Roy Harper has posed:
Roy pours the pretzels into the bowl. "To be fair, the popcorn thing was not a fiasco. It was a debacle at best."

The convalescing archer pads over to a couch. His butt-print has already faded from the beanbag chair -- insert moment of silence here -- and sitting on a couch makes sharing a snack without casing a debacle, a fiasco, a blunder, a stunt, or a disaster. He flops down and sets the big bowl next to him. There's an easy space for Gabby on the other side of the bowl should she choose to sit there.

"But yeah, I'm glad you like Die Hard. In my opinion, it is the /only/ Christmas movie," Roy opines.

Gabby Kinney has posed:
Gabby Kinney tosses the bag away real quick so that she doesn't get left in the kitchen. There was still plenty of the movie left and she didn't want to miss it. When he opts for the couch instead of the beanbag, she's quick to alter the course of her own path for it. Flopping back onto the couch she tugs her legs up to sit cross-legged comfortably. Her hand descends to the bowl to pull out a few pretzel goodies.

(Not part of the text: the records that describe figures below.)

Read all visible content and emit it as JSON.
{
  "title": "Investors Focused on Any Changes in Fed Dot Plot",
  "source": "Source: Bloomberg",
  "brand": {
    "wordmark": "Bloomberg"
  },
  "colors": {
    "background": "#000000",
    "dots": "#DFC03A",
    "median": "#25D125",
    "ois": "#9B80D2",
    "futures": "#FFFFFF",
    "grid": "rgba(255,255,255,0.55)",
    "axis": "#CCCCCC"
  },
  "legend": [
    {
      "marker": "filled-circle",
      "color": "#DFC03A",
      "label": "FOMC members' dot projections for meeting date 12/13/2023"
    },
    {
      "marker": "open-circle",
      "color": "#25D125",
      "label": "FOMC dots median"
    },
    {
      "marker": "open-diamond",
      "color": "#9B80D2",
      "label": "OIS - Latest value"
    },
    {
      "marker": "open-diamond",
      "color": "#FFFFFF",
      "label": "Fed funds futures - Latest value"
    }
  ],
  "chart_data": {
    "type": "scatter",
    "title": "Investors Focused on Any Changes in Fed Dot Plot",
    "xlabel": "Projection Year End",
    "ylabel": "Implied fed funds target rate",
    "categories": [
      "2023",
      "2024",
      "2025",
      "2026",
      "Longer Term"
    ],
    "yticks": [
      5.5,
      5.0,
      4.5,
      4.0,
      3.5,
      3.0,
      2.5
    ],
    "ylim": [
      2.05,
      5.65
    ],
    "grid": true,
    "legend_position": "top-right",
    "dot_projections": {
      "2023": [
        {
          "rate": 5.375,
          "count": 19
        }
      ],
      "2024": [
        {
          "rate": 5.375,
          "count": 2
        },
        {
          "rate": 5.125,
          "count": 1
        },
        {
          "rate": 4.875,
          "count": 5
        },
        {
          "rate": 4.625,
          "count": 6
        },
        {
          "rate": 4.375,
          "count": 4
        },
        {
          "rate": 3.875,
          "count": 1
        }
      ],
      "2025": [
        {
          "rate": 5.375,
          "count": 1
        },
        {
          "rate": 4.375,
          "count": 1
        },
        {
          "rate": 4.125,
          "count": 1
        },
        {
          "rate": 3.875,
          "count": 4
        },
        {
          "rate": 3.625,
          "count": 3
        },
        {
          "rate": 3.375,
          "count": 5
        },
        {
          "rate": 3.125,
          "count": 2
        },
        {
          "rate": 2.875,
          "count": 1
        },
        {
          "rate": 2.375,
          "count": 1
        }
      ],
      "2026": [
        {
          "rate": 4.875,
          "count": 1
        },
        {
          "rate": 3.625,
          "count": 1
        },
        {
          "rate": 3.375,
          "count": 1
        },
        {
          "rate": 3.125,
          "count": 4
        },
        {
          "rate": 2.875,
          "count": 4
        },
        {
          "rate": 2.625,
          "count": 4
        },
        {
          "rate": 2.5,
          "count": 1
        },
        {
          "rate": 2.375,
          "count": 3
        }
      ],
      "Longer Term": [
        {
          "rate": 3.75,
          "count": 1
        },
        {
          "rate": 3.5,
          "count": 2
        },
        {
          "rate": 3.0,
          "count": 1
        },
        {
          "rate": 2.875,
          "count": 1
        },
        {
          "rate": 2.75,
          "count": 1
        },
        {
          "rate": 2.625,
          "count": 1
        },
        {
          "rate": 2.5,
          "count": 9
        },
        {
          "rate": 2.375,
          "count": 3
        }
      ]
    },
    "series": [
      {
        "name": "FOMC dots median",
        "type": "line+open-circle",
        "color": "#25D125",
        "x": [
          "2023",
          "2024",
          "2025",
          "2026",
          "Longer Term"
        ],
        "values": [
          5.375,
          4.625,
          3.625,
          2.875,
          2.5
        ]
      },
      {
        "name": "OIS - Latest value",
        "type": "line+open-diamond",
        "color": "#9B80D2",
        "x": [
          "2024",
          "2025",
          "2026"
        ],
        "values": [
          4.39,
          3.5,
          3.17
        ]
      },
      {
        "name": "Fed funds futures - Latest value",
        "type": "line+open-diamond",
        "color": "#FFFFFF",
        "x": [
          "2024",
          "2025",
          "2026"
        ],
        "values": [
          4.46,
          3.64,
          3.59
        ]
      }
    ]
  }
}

"It's a Wonderful Life was okay but I just didn't get that whole Christmas Story movie. It was dumb." Then again if you don't really grow up with a normal childhood it may seem that way. A pretzel is popped into her mouth to crunch away. "Mmhmm. This is way better." That said she proceeds to get sucked into the movie, zoning out until toward the end where...

She dozes off. Dang. Just missed the ending.